Form follows function in web design. Your page has a purpose, and you’ll get the best performance possible out of it by designing it in a functional way.

That is what web design and conversion rate optimization are all about. Make it as easy as possible for your visitor to get from Point A to Points B, C and D — and you’ll have a high performing page on your hands.

Where to start?

The Gutenberg Diagram can be an excellent starting point for certain pages. It’s great for pages with low to medium amounts of content and a great deal of targeted or direct traffic (i.e. people already interested in your page). That makes it a potential choice for a homepage or landing page.

Wait … What the heck is the Gutenberg Diagram?

The Gutenberg Diagram is a visualization of how Latin-alphabet readers — those of us who read from left-to-right, top-to-bottom — process information presented on a webpage.

We start at the top left and move rightward. We then zig down and to the left and move over one more time (from 1 to 2, 3 and 4 in the diagram below). That results in an uneven distribution of attention on certain regions of the page.

A Gutenberg page is divided into quadrants. We spend the most time on the top-left (called the primary optical area) and bottom-right (terminal area) of the page. It makes these areas ripe for your more important page elements.
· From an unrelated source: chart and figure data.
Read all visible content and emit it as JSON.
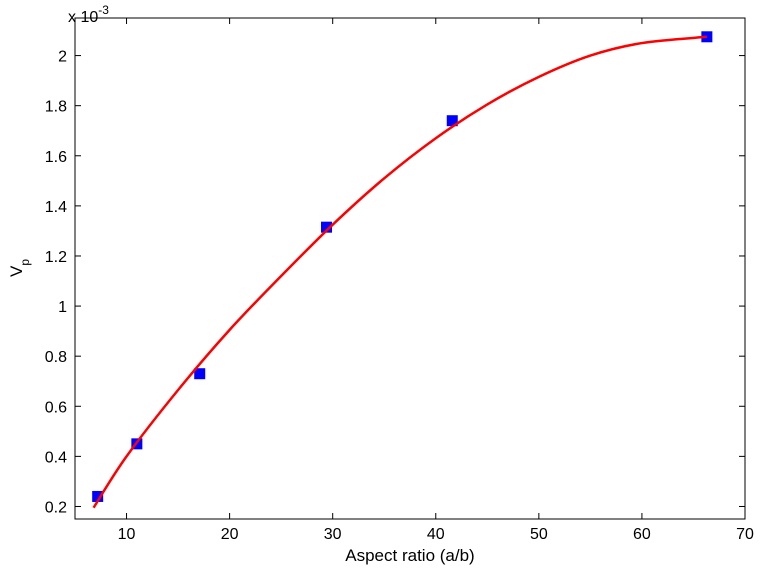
{
  "chart_data": {
    "type": "scatter",
    "xlabel": "Aspect ratio (a/b)",
    "ylabel": "V",
    "ylabel_subscript": "p",
    "y_multiplier_base": "x 10",
    "y_multiplier_exp": "-3",
    "xlim": [
      5,
      70
    ],
    "ylim": [
      0.15,
      2.15
    ],
    "xticks": [
      10,
      20,
      30,
      40,
      50,
      60,
      70
    ],
    "yticks": [
      0.2,
      0.4,
      0.6,
      0.8,
      1,
      1.2,
      1.4,
      1.6,
      1.8,
      2
    ],
    "grid": false,
    "series": [
      {
        "kind": "markers",
        "color": "#0000ff",
        "marker": "square",
        "x": [
          7.2,
          11.0,
          17.1,
          29.4,
          41.6,
          66.3
        ],
        "y": [
          0.24,
          0.45,
          0.73,
          1.315,
          1.74,
          2.075
        ]
      },
      {
        "kind": "fit-line",
        "color": "#ff0000",
        "x": [
          6.8,
          10,
          15,
          20,
          25,
          30,
          35,
          40,
          45,
          50,
          55,
          60,
          66.3
        ],
        "y": [
          0.195,
          0.4,
          0.665,
          0.905,
          1.12,
          1.325,
          1.51,
          1.67,
          1.805,
          1.915,
          2.0,
          2.05,
          2.075
        ]
      }
    ]
  }
}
You can put the logo, headline and value proposition into Quadrant 1, the primary optical area, and work towards concluding with a strong call to action in Quadrant 4, the terminal area.

gutenberg-diagram

 

Seem a bit confusing? Let’s explain a little more to show how Gutenberg can help develop a clean page hierarchy.
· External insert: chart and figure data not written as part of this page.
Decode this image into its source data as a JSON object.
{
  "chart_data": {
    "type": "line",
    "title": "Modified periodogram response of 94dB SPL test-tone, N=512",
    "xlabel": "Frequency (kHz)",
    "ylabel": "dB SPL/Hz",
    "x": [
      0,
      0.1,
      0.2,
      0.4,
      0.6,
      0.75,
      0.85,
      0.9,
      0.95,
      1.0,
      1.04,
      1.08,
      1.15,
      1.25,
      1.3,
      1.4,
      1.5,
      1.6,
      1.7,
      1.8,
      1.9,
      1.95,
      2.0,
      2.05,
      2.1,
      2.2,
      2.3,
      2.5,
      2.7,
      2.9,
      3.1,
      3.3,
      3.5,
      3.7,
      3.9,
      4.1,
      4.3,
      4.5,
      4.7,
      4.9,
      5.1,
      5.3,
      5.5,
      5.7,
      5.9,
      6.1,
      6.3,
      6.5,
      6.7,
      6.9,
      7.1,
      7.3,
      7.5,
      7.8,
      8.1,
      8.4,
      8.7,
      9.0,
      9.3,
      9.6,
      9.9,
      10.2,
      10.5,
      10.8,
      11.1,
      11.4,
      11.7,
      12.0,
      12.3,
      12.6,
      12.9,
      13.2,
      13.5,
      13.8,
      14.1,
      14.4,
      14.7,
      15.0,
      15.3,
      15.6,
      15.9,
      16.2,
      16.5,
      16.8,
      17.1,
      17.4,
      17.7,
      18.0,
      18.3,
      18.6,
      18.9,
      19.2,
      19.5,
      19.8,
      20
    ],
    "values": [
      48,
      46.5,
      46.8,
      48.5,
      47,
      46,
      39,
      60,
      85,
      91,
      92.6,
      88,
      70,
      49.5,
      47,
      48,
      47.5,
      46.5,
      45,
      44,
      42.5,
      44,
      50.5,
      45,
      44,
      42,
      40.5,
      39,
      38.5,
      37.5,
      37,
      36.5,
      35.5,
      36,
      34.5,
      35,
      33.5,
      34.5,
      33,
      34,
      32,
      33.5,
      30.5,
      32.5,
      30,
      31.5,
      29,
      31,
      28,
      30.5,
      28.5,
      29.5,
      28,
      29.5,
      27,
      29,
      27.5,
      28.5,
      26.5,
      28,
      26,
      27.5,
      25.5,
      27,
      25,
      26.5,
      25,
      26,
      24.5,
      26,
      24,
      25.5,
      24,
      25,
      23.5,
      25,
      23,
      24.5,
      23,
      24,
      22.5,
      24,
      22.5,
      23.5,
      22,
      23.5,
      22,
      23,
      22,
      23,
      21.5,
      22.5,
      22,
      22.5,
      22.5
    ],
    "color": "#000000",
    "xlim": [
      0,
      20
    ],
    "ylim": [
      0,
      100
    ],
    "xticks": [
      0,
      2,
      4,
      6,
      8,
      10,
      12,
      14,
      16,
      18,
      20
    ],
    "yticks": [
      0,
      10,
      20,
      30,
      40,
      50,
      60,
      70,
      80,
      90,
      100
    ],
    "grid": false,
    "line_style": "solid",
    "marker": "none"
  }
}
Use Gutenberg to lay out your page hierarchy

There has to be a logical progression with how you present information on a page. Once someone lands on your page, your page should answer a few questions very quickly.

  • “Who are you?”
  • “Why are you important?”
  • “How can I interact with you?”

Gutenberg arrangements allow you to present that information quickly and simply, without the message getting muddled in extraneous page elements. Let’s take a look at a few examples:

gutenberg-diagram-facebookFacebook’s homepage uses a Gutenberg design. The primary optical area answers “Who are you?” (Facebook)
and “Why are you important” (social networking site). The terminal area shows how to interact.

gutenberg-diagram-webdamAgain, the logo and value propositions are placed in the first quadrant. A phone number (Seconary
means of conversion) is in the strong fallow area. We conclude with a call to action in the terminal area.

The content isn’t as tightly packed as an F- or Z-pattern page, so you use this to your advantage to create dramatic spaces around page elements. With “whitespace” surrounding your value proposition or call to action, it now makes it harder to ignore.

When Gutenberg is a bad idea

Again, form follows function. If you have a page that has too much content or visitors might be more likely to scan your page than directly consider the information in it, a Gutenberg pattern will fall flat.

In these cases, an F- or Z-pattern might be more beneficial, because they account for large amounts of content and/or visitors who might lose interest before reaching the bottom-right of the page.

If you’re not sure whether or not a Gutenberg designed page might be a good idea, there’s only one way to find out. Time to run some tests!